Vincent Desiderio, Quixote (2008), via Elene Damenia for Art Observed
Vincent Desiderio, Quixote (2008), via Elene Damenia for Art ObservedIt’s a smart move for the NYAA to keep the show somewhat small, as the sheer size of these images frequently demands a lingering view for each one.  The richness of color and the fullness of form explored in Mark Tansey’s work here welcomes a nuanced dialogue between detail and grandiosity; small cracks and crags of rock play off against the impressive athletics of his mountain climbers, while creating a strangely geometric arrangement on the canvas.

The Big Picture (Installation View) via Elene Damenia for Art Observed
The Big Picture (Installation View) via Elene Damenia for Art Observed

But as much as the show is about size, a subtext on space is equally present, particularly in Eric Fischl’s two works on view.  The works are defined less by their respective pairs of subjects, but rather by the charged space between them, which he fills with a delicate, pervasive yellow light.  The resulting oppositions are at turns comic and striking, particularly in the work from his Krefeld Project series, in which his nude subject is awkwardly juxtaposed against a closely placed vase of flowers.  Jarringly off-center, the viewer must constantly refocus, deciding which side of the canvas is more worthy of attention.  Conversely, Jenny Saville’s enormous, close-up portrait piece Bleach demands the viewer’s attention by leaving almost no room to breath.

Mark Tansey, Duet (2004), via Elene Damenia for Art Observed
Mark Tansey, Duet (2004), via Elene Damenia for Art Observed

Strangely enough, the remaining works seem to carve out a niche of their own, challenging linear narrative forms in favor of pastiched, surreal constructions on canvas.  Desiderio’s long, sprawling montage of images is a strong example, using his respective images to create an elusive narrative across the piece, while Neo Rauch’s Hausmeister places his various elements into close proximity, allowing the interlocking meanings of each piece to create a puzzling symbolic whole.

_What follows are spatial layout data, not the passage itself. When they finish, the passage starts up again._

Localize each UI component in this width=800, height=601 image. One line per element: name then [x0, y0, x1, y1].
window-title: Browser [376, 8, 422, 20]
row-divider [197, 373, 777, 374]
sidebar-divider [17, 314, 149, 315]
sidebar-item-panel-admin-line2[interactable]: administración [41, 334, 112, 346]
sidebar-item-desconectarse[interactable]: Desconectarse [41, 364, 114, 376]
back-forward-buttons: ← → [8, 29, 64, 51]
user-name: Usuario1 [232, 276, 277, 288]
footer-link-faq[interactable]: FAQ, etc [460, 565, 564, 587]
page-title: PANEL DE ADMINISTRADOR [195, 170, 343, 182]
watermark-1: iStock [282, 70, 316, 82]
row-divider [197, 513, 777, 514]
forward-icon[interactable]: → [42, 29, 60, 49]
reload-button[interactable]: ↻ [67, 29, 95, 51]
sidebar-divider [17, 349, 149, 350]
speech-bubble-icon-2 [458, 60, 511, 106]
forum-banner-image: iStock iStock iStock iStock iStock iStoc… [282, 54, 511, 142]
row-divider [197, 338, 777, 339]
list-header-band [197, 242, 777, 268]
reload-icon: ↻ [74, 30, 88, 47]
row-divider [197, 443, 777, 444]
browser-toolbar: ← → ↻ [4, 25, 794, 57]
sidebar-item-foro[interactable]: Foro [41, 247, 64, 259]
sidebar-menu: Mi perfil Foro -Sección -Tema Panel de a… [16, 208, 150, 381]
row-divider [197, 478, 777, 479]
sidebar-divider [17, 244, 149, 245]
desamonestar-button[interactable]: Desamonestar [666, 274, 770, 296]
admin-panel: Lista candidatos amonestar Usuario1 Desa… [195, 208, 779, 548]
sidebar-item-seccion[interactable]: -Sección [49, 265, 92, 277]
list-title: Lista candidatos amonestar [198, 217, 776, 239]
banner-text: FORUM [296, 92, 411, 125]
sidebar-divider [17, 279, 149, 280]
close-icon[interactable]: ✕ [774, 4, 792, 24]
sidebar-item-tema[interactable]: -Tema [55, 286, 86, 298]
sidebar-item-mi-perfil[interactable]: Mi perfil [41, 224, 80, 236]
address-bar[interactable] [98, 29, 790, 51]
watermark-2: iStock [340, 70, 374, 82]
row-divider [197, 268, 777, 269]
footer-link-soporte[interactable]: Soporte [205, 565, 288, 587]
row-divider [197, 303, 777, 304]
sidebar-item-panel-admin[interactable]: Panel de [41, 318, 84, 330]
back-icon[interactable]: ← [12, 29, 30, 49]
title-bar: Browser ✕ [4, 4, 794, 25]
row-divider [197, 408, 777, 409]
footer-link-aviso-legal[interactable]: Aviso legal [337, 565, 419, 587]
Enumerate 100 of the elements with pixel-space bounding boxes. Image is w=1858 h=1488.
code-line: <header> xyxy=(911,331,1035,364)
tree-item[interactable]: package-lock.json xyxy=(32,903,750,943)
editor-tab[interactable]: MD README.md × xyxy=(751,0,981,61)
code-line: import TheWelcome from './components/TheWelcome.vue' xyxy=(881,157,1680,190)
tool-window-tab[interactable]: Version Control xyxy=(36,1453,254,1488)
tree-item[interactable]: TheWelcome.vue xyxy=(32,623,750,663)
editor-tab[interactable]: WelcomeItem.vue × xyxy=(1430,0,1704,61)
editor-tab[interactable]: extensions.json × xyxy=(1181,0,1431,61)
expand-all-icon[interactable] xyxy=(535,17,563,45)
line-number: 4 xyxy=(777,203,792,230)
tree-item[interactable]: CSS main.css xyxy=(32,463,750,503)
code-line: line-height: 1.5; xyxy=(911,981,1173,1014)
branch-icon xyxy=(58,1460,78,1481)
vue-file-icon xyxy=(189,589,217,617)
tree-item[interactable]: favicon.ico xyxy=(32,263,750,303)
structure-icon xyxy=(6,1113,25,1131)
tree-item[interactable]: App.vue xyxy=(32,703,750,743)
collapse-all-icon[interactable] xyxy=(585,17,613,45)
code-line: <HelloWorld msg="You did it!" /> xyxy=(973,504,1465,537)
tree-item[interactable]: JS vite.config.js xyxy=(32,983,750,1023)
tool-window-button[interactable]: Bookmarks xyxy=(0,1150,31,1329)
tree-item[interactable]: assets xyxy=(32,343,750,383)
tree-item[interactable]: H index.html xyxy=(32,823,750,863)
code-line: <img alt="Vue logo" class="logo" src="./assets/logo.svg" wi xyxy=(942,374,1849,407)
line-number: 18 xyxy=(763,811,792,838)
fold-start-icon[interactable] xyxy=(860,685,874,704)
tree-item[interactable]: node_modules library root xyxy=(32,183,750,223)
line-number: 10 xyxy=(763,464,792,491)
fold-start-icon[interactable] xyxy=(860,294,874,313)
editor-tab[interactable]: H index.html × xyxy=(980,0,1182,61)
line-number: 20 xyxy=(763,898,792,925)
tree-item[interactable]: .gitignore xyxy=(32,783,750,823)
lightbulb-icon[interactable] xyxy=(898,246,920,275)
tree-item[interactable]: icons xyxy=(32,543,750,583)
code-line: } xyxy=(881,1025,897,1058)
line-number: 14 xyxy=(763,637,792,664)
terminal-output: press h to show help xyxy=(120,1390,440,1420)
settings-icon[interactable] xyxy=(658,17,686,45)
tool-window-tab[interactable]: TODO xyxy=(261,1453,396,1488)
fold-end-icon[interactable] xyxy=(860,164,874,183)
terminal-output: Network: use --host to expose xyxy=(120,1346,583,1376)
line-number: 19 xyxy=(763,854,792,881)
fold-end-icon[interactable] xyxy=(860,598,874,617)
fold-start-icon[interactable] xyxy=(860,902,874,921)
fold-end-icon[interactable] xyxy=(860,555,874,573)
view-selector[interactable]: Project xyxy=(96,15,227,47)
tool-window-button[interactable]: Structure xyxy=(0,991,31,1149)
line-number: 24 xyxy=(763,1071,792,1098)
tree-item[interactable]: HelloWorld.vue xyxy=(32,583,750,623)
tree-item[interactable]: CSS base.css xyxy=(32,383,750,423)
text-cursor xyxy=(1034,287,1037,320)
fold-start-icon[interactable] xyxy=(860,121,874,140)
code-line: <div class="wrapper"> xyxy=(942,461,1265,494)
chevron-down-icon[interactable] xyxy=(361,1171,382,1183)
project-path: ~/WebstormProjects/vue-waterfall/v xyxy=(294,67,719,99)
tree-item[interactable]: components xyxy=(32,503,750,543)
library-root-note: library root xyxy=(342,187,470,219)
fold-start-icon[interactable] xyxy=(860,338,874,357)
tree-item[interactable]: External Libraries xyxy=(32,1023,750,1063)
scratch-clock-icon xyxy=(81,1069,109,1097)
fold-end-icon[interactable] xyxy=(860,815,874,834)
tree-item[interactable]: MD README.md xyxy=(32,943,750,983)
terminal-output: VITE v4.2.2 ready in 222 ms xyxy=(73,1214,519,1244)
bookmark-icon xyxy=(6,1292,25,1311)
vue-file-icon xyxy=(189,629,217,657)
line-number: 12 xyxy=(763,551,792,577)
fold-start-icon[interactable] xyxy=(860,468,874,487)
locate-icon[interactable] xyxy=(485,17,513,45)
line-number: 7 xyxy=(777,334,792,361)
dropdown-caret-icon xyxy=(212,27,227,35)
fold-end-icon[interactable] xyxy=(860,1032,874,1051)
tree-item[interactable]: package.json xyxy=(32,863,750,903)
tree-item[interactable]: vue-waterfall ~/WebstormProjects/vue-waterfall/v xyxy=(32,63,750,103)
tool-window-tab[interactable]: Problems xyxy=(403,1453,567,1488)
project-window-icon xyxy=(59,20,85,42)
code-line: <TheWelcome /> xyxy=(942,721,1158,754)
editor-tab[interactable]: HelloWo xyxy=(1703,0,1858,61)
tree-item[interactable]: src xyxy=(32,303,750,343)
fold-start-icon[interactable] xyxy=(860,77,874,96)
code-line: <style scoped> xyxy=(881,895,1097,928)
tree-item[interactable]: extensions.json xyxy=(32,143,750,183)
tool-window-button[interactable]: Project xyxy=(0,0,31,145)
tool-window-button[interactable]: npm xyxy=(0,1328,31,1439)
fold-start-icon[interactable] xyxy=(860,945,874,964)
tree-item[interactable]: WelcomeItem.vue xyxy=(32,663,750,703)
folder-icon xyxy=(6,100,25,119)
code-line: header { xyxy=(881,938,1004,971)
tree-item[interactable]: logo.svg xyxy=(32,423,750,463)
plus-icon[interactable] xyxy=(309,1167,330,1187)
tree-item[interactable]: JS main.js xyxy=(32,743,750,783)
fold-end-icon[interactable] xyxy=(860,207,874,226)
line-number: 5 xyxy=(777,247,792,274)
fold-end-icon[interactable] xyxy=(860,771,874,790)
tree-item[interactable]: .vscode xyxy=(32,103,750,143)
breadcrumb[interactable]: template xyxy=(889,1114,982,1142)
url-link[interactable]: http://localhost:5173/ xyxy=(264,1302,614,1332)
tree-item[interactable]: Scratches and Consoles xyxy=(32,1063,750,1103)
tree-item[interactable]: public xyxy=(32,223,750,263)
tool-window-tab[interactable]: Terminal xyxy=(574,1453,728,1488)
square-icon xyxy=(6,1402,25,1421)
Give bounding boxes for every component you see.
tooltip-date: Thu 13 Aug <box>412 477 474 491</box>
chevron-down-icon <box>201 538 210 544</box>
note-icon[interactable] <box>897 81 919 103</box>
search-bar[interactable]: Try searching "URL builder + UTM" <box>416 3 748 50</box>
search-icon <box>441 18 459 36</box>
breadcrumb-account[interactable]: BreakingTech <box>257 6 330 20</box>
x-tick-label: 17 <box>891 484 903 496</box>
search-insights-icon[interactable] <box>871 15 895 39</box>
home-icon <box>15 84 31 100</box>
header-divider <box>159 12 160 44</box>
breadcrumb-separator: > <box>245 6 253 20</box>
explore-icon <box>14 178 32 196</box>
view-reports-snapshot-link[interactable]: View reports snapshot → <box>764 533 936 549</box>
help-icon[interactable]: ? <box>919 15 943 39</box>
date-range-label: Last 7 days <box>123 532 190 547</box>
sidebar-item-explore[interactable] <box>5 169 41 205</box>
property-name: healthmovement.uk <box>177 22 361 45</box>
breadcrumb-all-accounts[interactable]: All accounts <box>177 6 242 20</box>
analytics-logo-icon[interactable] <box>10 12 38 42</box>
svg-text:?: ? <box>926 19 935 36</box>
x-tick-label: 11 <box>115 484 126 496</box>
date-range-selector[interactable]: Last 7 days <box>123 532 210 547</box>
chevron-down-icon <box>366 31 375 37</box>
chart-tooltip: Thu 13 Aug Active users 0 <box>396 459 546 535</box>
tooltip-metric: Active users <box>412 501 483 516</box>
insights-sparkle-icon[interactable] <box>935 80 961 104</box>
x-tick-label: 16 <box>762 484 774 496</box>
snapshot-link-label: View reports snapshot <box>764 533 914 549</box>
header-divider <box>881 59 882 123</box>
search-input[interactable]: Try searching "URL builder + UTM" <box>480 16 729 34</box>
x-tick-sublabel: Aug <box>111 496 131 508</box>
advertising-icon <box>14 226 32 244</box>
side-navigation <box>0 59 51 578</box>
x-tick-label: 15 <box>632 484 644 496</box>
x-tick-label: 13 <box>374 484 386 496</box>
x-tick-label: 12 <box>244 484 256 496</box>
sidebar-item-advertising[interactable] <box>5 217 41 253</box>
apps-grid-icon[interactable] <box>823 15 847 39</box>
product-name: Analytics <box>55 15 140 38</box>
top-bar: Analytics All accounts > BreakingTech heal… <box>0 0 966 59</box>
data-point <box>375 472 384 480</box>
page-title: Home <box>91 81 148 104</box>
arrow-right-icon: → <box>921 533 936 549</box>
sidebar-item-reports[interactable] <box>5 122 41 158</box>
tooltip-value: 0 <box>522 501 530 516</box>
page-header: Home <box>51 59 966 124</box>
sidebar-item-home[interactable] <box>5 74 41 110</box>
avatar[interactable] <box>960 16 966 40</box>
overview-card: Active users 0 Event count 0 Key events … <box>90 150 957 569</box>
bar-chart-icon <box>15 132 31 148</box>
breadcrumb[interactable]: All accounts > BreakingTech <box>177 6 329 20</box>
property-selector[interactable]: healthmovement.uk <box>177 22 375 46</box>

Jenny Saville, Bleach (2008), via Elene Damenia for Art Observed
Jenny Saville, Bleach (2008), via Elene Damenia for Art Observed

Compiling a strong selection of works, Big Picture is an interesting look at an often underestimated stylistic choice in contemporary arts, and welcomes multiple points of entry into the works on view.

The Big Picture closes on March 9th.